Po wypadku z udziałem prezydenckiej limuzyny na jaw wychodzą nowe okoliczności dotyczące bezpieczeństwa najważniejszych osób w państwie. Między innymi te związane z ubezpieczeniem samochodów będących w dyspozycji BOR, którymi poruszają się prezydent, marszałek Sejmu, Senatu czy szef MSZ. Okazuje się, że z powodu zbyt małych środków w budżecie limuzyny Biura są objęte jedynie ubezpieczeniem OC, płaconym zbiorowo przez nadzorujące BOR Ministerstwo Spraw Wewnętrznych i Administracji.
Sprawdź tutaj: Takie jest prezydenckie BMW serii 7 High Security
- Mamy tylko OC. Żaden z naszych samochodów nie jest objęty ubezpieczeniem autocasco - mówi nam wysoko postawiony oficer BOR. Czyli w przypadku kradzieży, wypadku i kolizji z innymi pojazdami, uszkodzenia pojazdu np. przez grad nikt nie zorganizuje i nie pokryje kosztów transportu z miejsca zdarzenia do zakładu naprawczego.
Pytane o sprawę MSWiA nie odpisało na nasze pytania.
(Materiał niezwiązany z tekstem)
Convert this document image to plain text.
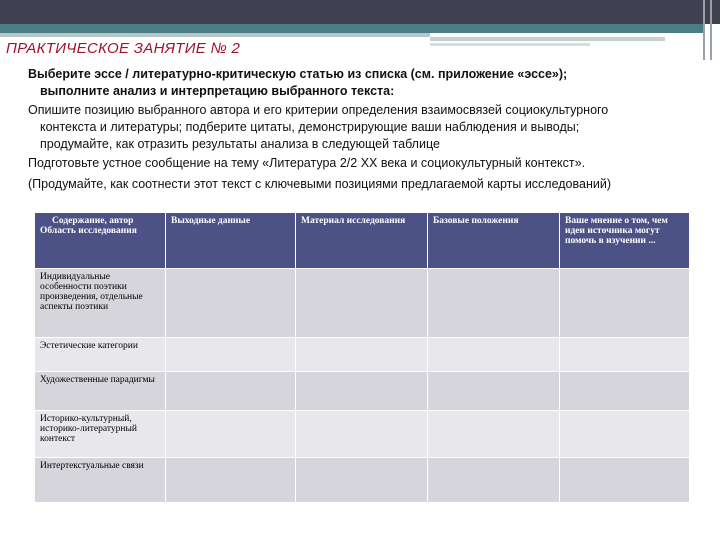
ПРАКТИЧЕСКОЕ ЗАНЯТИЕ № 2
Выберите эссе / литературно-критическую статью из списка (см. приложение «эссе»);
выполните анализ и интерпретацию выбранного текста:
Опишите позицию выбранного автора и его критерии определения взаимосвязей социокультурного
контекста и литературы; подберите цитаты, демонстрирующие ваши наблюдения и выводы;
продумайте, как отразить результаты анализа в следующей таблице
Подготовьте устное сообщение на тему «Литература 2/2 XX века и социокультурный контекст».
(Продумайте, как соотнести этот текст с ключевыми позициями предлагаемой карты исследований)
Содержание, автор Область исследования	Выходные данные	Материал исследования	Базовые положения	Ваше мнение о том, чем идеи источника могут помочь в изучении ...
Индивидуальные особенности поэтики произведения, отдельные аспекты поэтики				
Эстетические категории				
Художественные парадигмы				
Историко-культурный, историко-литературный контекст				
Интертекстуальные связи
Z kolei minister spraw wewnętrznych i administracji Mariusz Błaszczak (47 l.), odnosząc się do wyjaśnienia okoliczności wypadku prezydenckiego auta, mówił m.in.: "Nie ma zgody na dziadostwo". Może więc warto, by jego resort zadbał również o dodatkowe ubezpieczenie VIP-ów w Polsce?